Odette regardait, elle aussi. Elle n’était pas superstitieuse, ni surtout inclinée vers les interprétations attristantes. Elle avait toujours été heureuse ; sa vie n’avait été, pour ainsi dire, qu’une fête. Etant seule dans sa chambre, elle ne dit rien, mais toute sa chair se hérissa. Il se peut que de pareils phénomènes se produisent parfois et que nous ne leur accordions aucune attention ; mais ce jour-là, à trois personnes occupant des chambres d’hôtel voisines, à d’autres aussi d’ailleurs, qui en parlèrent le soir au dîner, le coucher du soleil apparut tout à fait insolite et propre à donner raison à toutes les vieilles croyances de bonnes femmes touchant les relations de la terre avec la voûte céleste. Tout l’horizon, au-dessus de la mer tranquille, n’était qu’un brasier, une fournaise ardente sur laquelle s’étiraient quelques longs nuages d’un rouge livide. Quelques minutes après, l’immense feu atténua sa violence, s’éteignit presque, comme un incendie violent à qui l’aliment commence à faire défaut.
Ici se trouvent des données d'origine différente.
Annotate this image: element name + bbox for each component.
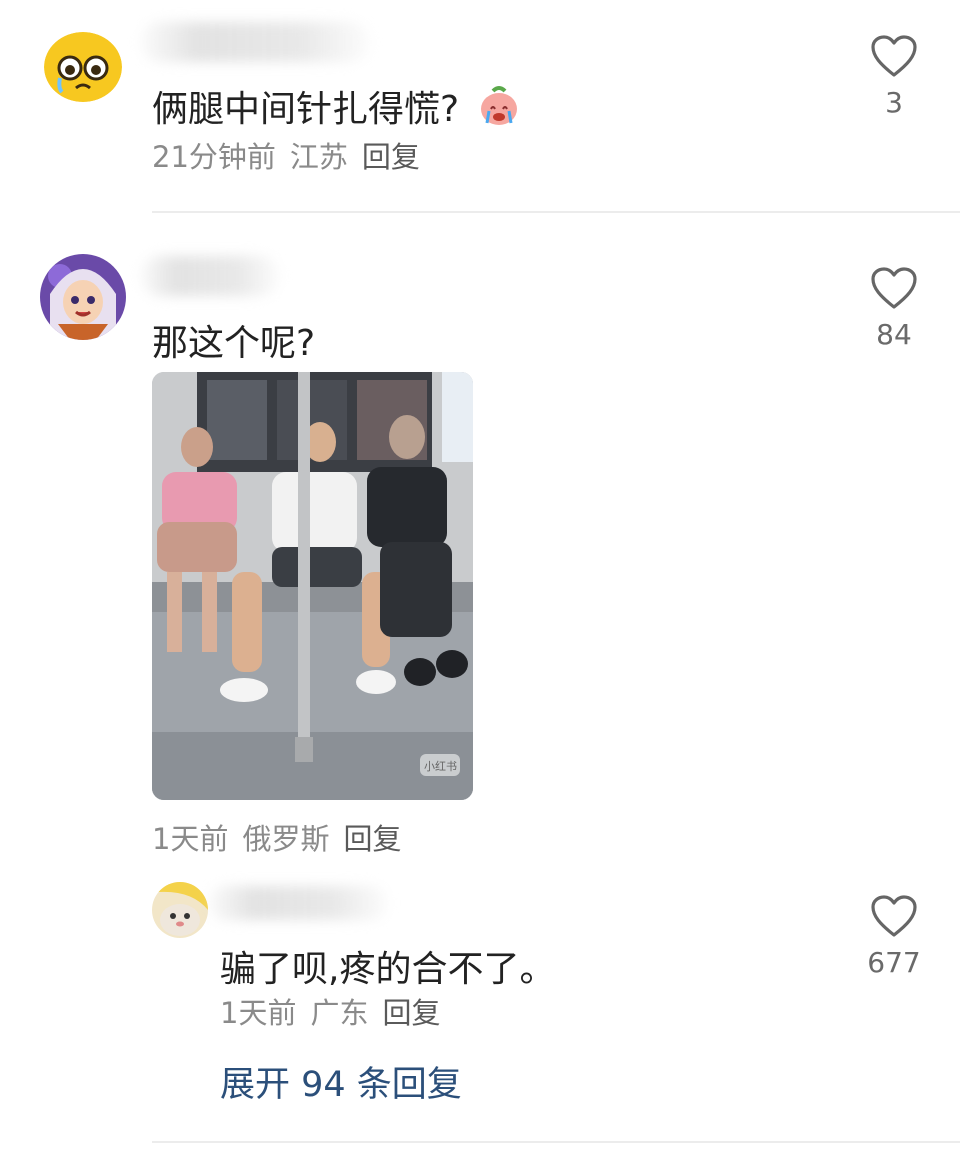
comment-location: 江苏 [289,140,348,174]
avatar[interactable] [152,882,208,938]
crying-face-avatar-icon [44,32,122,102]
subway-photo-icon [152,372,473,800]
like-button[interactable]: 3 [864,34,924,119]
reply-text: 骗了呗,疼的合不了。 [220,949,556,990]
username-blurred[interactable] [208,886,388,920]
comment-time: 21分钟前 [152,140,276,174]
reply-location: 广东 [310,996,369,1030]
comment-text: 俩腿中间针扎得慌? [152,80,521,132]
comment-location: 俄罗斯 [242,822,330,856]
like-count: 677 [867,946,921,979]
heart-icon [871,267,917,309]
watermark: 小红书 [424,760,457,773]
reply-time: 1天前 [220,996,297,1030]
reply-button[interactable]: 回复 [343,822,401,856]
avatar[interactable] [40,254,126,340]
comment-image[interactable]: 小红书 [152,372,473,800]
comment-meta: 21分钟前 江苏 回复 [152,134,434,176]
like-count: 84 [876,318,912,351]
divider [152,211,960,213]
comment-meta: 1天前 俄罗斯 回复 [152,816,415,858]
like-button[interactable]: 677 [864,894,924,979]
avatar[interactable] [44,32,122,102]
expand-replies-button[interactable]: 展开 94 条回复 [220,1056,462,1107]
cat-avatar-icon [152,882,208,938]
like-count: 3 [885,86,903,119]
username-blurred[interactable] [140,22,370,62]
comment-time: 1天前 [152,822,229,856]
reply-button[interactable]: 回复 [362,140,420,174]
heart-icon [871,895,917,937]
username-blurred[interactable] [140,256,280,296]
crying-peach-emoji-icon [480,86,517,125]
like-button[interactable]: 84 [864,266,924,351]
divider [152,1141,960,1143]
heart-icon [871,35,917,77]
reply-meta: 1天前 广东 回复 [220,990,454,1032]
reply-button[interactable]: 回复 [382,996,440,1030]
anime-girl-avatar-icon [40,254,126,340]
comment-text: 那这个呢? [152,323,316,364]
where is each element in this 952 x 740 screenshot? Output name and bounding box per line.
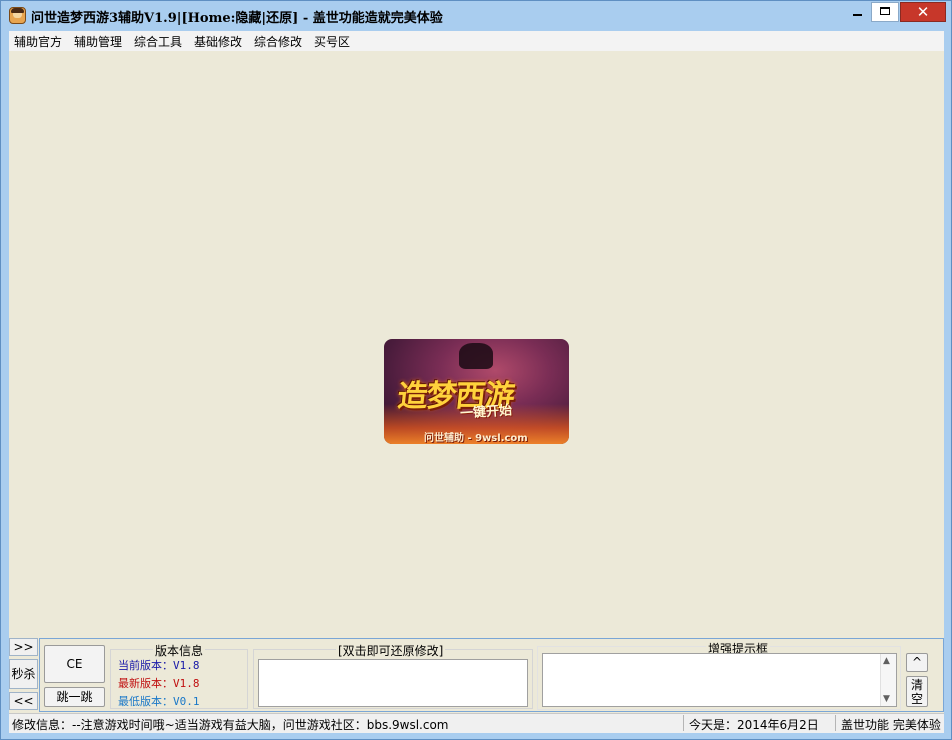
game-start-banner[interactable]: 造梦西游 一键开始 问世辅助 - 9wsl.com xyxy=(384,339,569,444)
scroll-top-button[interactable]: ^ xyxy=(906,653,928,672)
menu-item-combined-modify[interactable]: 综合修改 xyxy=(254,33,302,50)
menu-item-official[interactable]: 辅助官方 xyxy=(14,33,62,50)
app-icon xyxy=(9,7,26,24)
menu-item-buy-account[interactable]: 买号区 xyxy=(314,33,350,50)
scroll-down-arrow-icon[interactable]: ▼ xyxy=(883,694,890,704)
title-bar[interactable]: 问世造梦西游3辅助V1.9|[Home:隐藏|还原] - 盖世功能造就完美体验 … xyxy=(1,1,951,31)
minimize-button[interactable] xyxy=(844,2,871,22)
status-modify-info: 修改信息：--注意游戏时间哦~适当游戏有益大脑，问世游戏社区：bbs.9wsl.… xyxy=(12,718,449,732)
game-client-area: 造梦西游 一键开始 问世辅助 - 9wsl.com xyxy=(9,51,944,637)
latest-version: 最新版本：V1.8 xyxy=(118,677,200,690)
version-info-group: 版本信息 当前版本：V1.8 最新版本：V1.8 最低版本：V0.1 xyxy=(110,642,248,709)
menu-bar: 辅助官方 辅助管理 综合工具 基础修改 综合修改 买号区 xyxy=(9,31,944,51)
status-divider xyxy=(683,715,684,731)
close-icon: ✕ xyxy=(916,3,930,21)
window-title: 问世造梦西游3辅助V1.9|[Home:隐藏|还原] - 盖世功能造就完美体验 xyxy=(31,11,443,26)
collapse-button[interactable]: << xyxy=(9,692,38,710)
banner-site: 问世辅助 - 9wsl.com xyxy=(424,433,528,444)
banner-subtitle: 一键开始 xyxy=(459,403,513,422)
restore-list[interactable] xyxy=(258,659,528,707)
kill-button[interactable]: 秒杀 xyxy=(9,659,38,689)
clear-button[interactable]: 清空 xyxy=(906,676,928,707)
min-version: 最低版本：V0.1 xyxy=(118,695,200,708)
hint-group: 增强提示框 ▲ ▼ xyxy=(537,640,901,710)
hint-scrollbar[interactable]: ▲ ▼ xyxy=(880,654,896,706)
jump-button[interactable]: 跳一跳 xyxy=(44,687,105,707)
ce-button[interactable]: CE xyxy=(44,645,105,683)
restore-group-title: [双击即可还原修改] xyxy=(336,642,446,659)
current-version: 当前版本：V1.8 xyxy=(118,659,200,672)
menu-item-basic-modify[interactable]: 基础修改 xyxy=(194,33,242,50)
status-divider xyxy=(835,715,836,731)
close-button[interactable]: ✕ xyxy=(900,2,946,22)
status-date: 今天是：2014年6月2日 xyxy=(689,718,819,732)
restore-group: [双击即可还原修改] xyxy=(253,642,533,709)
menu-item-manage[interactable]: 辅助管理 xyxy=(74,33,122,50)
function-panel: CE 跳一跳 版本信息 当前版本：V1.8 最新版本：V1.8 最低版本：V0.… xyxy=(39,638,944,712)
banner-character xyxy=(459,343,493,369)
status-bar: 修改信息：--注意游戏时间哦~适当游戏有益大脑，问世游戏社区：bbs.9wsl.… xyxy=(9,713,944,733)
status-slogan: 盖世功能 完美体验 xyxy=(841,718,941,732)
menu-item-tools[interactable]: 综合工具 xyxy=(134,33,182,50)
scroll-up-arrow-icon[interactable]: ▲ xyxy=(883,656,890,666)
hint-textbox[interactable]: ▲ ▼ xyxy=(542,653,897,707)
maximize-button[interactable] xyxy=(871,2,899,22)
bottom-control-area: >> 秒杀 << CE 跳一跳 版本信息 当前版本：V1.8 最新版本：V1.8… xyxy=(9,637,944,713)
main-window: 问世造梦西游3辅助V1.9|[Home:隐藏|还原] - 盖世功能造就完美体验 … xyxy=(0,0,952,740)
expand-button[interactable]: >> xyxy=(9,638,38,656)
Puis le disque du soleil laissa voir son contour ; et il était littéralement pareil à une énorme ampoule de sang, à une ampoule tellement gorgée que, par quelque fissure, le liquide, s’échappant, répandait à droite et à gauche un marais, un lac, une mer de sang lourd et épais. Et l’ampoule elle-même fut noyée dans ce déluge sanglant, de plus en plus sombre et visqueux. Non, en vérité, aucune complaisance de l’imagination : une réalité qui devançait l’imagination la plus surexcitée. Jamais ciel d’encre, ciel de cyclone ne fut d’aspect aussi lugubre que ce couchant d’une magnifique journée d’été.